(Edmonton) – Thursday’s provincial budget announcement was met with cautious optimism by Alberta’s urban municipalities.
The infrastructure investments are welcome news given that the declining state of municipally owned public infrastructure is reaching a crisis point. Significant investment from all levels of government is required to address the $26 billion dollar municipal infrastructure deficit in water and wastewater facilities, public transit and roads, emergency services, and recreation.
Roughly 85 per cent of Alberta’s population lives in urban municipalities and relies on this infrastructure every day. While municipalities are responsible for more than 60 per cent of Alberta’s public infrastructure, they collect only 10 cents from every tax dollar paid, with the balance going to federal and provincial governments. Alberta’s cities, towns, villages and summer villages do not have the funds available to rebuild infrastructure on their own and are heavily reliant on federal and provincial grants which were often decreased over the past 10 years or did not keep pace with the growth in communities. Municipal property taxes cannot provide the level of funding our communities need to address growth and aging facilities.
Municipalities appreciate the public infrastructure investments as there is a great need for new schools and health care facilities in our communities. However, only allocating 26 per cent of the total public infrastructure budget to municipalities, who own 60 per cent of public infrastructure, will not provide a long-term solution to the deficit. Although the province indicates the Budget 2017 provides a 43 per cent increase in municipal infrastructure, much of this funding relates to federal programs. The majority of core provincial programs have remained the same or decreased from 2016.
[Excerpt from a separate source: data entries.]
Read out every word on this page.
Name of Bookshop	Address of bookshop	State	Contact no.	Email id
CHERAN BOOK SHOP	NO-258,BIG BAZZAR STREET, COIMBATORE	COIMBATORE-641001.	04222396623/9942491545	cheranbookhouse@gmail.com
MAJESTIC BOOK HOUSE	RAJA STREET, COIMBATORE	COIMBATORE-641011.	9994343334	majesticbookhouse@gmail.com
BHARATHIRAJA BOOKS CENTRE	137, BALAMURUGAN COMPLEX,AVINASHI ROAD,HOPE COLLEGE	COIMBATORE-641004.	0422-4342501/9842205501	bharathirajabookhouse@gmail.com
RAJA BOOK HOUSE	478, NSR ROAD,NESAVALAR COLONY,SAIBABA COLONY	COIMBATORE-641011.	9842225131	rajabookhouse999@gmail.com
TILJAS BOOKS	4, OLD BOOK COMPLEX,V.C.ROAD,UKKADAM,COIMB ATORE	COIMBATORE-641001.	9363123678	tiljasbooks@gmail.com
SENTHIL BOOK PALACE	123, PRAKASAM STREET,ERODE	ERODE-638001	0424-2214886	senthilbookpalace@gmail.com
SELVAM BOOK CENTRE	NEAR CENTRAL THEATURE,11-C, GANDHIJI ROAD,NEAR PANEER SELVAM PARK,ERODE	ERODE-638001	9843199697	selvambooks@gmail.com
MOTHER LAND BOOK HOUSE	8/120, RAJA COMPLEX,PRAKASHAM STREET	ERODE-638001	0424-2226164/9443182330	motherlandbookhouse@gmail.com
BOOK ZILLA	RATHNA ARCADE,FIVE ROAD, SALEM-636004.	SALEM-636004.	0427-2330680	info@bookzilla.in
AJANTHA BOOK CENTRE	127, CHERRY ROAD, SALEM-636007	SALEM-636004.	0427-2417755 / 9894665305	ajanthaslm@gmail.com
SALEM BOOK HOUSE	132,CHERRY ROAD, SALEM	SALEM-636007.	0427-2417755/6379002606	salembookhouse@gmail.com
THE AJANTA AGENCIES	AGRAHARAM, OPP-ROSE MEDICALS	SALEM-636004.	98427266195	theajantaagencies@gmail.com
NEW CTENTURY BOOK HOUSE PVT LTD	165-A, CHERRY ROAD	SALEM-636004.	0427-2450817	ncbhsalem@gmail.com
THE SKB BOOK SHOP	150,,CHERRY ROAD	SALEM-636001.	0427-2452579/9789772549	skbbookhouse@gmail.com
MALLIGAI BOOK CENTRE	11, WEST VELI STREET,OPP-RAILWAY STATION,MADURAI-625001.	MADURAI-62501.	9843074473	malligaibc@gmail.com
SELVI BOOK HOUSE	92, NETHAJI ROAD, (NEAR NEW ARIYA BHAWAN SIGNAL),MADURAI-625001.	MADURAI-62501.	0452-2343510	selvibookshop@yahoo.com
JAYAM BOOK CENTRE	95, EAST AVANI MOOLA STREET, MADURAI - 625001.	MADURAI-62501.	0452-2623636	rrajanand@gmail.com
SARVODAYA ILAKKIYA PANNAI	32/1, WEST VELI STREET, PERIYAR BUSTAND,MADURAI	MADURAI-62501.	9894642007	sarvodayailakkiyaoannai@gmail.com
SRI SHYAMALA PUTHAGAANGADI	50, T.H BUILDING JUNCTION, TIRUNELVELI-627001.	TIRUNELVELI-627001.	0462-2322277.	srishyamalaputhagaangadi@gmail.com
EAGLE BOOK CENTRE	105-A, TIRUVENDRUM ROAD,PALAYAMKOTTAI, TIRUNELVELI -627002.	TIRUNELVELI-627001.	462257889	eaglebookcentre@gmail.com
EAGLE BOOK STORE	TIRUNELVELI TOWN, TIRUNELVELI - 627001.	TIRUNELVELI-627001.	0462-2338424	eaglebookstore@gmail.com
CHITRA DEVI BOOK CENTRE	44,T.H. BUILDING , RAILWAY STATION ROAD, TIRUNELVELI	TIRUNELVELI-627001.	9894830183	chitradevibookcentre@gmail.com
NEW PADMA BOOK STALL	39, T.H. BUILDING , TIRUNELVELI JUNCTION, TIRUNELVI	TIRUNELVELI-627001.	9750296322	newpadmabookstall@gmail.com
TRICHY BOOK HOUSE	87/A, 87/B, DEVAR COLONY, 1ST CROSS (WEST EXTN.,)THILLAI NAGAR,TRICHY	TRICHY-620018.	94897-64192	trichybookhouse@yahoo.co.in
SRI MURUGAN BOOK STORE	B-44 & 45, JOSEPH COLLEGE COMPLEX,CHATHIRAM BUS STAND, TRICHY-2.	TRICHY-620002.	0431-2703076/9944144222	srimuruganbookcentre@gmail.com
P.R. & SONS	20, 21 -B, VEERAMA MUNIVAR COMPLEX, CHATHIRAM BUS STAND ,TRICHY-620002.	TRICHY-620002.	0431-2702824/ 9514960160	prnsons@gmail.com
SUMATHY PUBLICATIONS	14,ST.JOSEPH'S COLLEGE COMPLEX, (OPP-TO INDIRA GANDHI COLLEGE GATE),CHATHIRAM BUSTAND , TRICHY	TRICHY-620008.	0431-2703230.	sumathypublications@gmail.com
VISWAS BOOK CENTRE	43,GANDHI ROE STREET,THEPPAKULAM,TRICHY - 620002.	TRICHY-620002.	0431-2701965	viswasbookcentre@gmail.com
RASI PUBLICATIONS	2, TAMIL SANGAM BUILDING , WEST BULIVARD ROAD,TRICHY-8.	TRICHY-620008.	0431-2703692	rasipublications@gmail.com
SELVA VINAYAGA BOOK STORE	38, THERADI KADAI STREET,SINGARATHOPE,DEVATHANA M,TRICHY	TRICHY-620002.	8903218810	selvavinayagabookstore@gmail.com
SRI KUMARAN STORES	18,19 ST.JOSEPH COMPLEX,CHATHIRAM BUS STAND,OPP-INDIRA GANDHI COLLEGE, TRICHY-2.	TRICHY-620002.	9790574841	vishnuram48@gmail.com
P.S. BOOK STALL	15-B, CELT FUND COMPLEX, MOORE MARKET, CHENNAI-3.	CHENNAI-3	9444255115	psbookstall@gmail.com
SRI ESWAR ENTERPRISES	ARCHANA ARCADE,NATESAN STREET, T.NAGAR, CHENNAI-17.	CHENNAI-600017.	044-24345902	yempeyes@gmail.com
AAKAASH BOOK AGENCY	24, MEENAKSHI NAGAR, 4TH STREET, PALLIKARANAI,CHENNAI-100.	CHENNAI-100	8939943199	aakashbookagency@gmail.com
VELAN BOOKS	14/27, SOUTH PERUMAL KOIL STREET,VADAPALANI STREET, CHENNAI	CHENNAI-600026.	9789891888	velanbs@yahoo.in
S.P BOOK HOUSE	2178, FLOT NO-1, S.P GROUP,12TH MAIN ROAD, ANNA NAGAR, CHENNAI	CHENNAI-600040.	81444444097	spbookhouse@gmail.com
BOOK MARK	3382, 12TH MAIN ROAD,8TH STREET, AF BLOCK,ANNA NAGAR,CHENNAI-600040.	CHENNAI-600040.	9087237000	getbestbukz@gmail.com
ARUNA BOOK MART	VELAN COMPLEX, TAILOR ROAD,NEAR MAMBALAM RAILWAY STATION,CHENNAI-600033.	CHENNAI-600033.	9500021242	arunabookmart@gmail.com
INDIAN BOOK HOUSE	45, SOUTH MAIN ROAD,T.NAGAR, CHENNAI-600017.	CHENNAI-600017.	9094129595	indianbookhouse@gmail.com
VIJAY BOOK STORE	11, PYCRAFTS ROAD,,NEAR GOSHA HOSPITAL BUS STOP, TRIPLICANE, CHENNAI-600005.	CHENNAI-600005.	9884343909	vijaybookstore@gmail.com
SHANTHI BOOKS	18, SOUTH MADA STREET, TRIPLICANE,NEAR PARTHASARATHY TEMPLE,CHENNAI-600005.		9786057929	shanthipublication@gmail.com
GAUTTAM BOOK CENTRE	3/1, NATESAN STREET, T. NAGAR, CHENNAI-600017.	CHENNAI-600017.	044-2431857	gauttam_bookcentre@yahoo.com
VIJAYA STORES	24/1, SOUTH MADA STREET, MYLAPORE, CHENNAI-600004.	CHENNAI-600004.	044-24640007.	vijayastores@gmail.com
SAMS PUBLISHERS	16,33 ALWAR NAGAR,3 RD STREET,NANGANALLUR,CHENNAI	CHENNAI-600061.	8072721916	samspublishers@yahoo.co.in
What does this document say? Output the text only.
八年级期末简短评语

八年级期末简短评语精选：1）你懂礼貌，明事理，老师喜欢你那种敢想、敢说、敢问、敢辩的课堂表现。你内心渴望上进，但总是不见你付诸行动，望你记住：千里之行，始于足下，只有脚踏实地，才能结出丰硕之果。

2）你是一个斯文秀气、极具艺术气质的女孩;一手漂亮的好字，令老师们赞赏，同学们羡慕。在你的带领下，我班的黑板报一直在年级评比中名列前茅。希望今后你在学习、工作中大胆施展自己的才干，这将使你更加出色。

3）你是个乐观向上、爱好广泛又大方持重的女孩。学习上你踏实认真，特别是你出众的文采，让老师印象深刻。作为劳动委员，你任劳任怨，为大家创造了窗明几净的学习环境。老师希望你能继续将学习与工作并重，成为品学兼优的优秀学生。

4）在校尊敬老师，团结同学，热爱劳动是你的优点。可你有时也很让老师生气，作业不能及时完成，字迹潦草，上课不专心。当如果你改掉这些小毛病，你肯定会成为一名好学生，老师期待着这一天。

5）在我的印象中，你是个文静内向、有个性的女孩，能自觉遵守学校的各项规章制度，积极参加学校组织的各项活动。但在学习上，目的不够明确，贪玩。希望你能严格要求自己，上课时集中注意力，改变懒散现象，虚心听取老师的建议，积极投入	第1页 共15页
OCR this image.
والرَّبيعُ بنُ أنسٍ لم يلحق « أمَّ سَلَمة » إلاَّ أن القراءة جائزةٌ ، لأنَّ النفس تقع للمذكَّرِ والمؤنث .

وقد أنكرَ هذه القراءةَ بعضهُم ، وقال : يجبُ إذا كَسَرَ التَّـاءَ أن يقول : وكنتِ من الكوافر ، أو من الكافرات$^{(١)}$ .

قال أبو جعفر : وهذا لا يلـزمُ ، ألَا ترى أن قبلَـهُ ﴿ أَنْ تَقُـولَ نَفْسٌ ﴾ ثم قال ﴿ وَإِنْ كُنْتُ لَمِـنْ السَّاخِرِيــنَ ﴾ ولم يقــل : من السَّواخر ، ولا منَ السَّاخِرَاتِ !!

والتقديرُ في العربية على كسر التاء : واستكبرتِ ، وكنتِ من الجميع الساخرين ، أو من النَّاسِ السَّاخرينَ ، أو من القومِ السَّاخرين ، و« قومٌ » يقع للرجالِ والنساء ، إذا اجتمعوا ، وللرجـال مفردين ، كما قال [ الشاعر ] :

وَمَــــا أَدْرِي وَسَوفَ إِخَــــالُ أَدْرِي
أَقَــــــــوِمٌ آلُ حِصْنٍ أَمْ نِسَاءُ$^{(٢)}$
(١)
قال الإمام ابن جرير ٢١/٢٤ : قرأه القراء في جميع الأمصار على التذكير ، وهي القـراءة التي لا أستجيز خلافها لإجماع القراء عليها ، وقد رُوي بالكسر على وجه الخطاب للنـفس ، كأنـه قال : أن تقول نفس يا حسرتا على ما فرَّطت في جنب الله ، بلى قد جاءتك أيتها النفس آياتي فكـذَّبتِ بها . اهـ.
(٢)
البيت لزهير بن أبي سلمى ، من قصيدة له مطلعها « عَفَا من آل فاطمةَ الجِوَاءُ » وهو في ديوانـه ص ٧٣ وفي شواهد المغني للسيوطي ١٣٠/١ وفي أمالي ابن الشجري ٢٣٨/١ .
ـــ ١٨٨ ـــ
For example, the Municipal Sustainability Initiative (MSI), brought in by the previous government in 2007 to help fund municipal infrastructure projects, officially expires at the end of this month. The province’s decision to maintain the MSI capital funding for another year at the current level of $846 million is helpful but does not provide a long-term solution given the $6,300 per capita infrastructure deficit in Alberta, which far exceeds the national per capita deficit of $4,000. “The $4 billion shortfall in MSI over the life of the program is troubling to our municipalities since during this time the province collected more than $24 billion in tax revenue,” says AUMA President Lisa Holmes. “Many communities borrowed against the promised amount and are left with expensive interest payments and funding gaps. We need to fundamentally change the municipal funding model so that the MSI shortfall is resolved and a new approach to municipal funding is created.”
AUMA is concerned that the province is measuring the sufficiency of its investments by comparing us to other provinces rather than by addressing the imbalance between provincial and municipal investments within our own province. “Comparing Alberta’s spending to other provinces who have not experienced our growth rates is like comparing the Rocky Mountains to a hill,” says Holmes.
AUMA has provided the Minister of Municipal Affairs with some suggested approaches on a new funding model. In the recent changes to the Municipal Government Act, the province added a requirement for municipalities to provide three-year operating and five-year capital plans. “Long-term planning is vital; however, it is very challenging to develop accurate plans when the amount of provincial grants change without notice each year,” adds Holmes. “We are committed to working with government to develop a new and better model that delivers sustainable and predictable infrastructure funding for years to come.” In the interim, we know that the province is doing its best to meet most of its commitments for core provincial funding in the short term.
Front line policing resources and vacancy rates continue to be one of the top issues for our local communities, especially those in rural Alberta. As Alberta’s crime rates greatly exceed the national averages, municipalities were pleased that the budget provides increased resources for the court system.
“This is an important first step as it ensures that offenders can be prosecuted for their crimes rather than letting them walk away without consequence when the court proceedings exceed the 18 month time period,” says Holmes. “A top priority for the next budget is to increase the front line policing resources and fill needed positions,” adds Holmes. While municipal policing costs continue to rise, the per capita amount that the province contributes through its Municipal Policing Assistance Grant has remained unchanged for over five years. This is challenging considering that across Canada, municipalities pay more than 60 per cent of policing costs and are dealing with significant growth pressures.
Municipalities remain concerned about the financial impact of the carbon levy and the province’s apparent unwillingness to follow the approach in British Columbia and provide a rebate to municipalities. “It is critical that the province provides a municipal rebate and ensures a portion of the carbon levy is dedicated to supporting communities whose economies are transitioning to low carbon economic activities,” says Holmes.
Municipalities appreciate that the province is investing in much needed social programs to support Albertans in need. This includes maintaining the FCSS investment, addressing homelessness and responding to the recommendations to improve our mental health and addictions system. These investments are important to the quality of life of citizens and make a difference in the overall health of our communities.
The success of the province is unquestionably linked to the success of Alberta’s urban municipalities. It will require a strong partnership between all three levels of government to ensure that the local communities Albertans call home are great places to live, work, and play.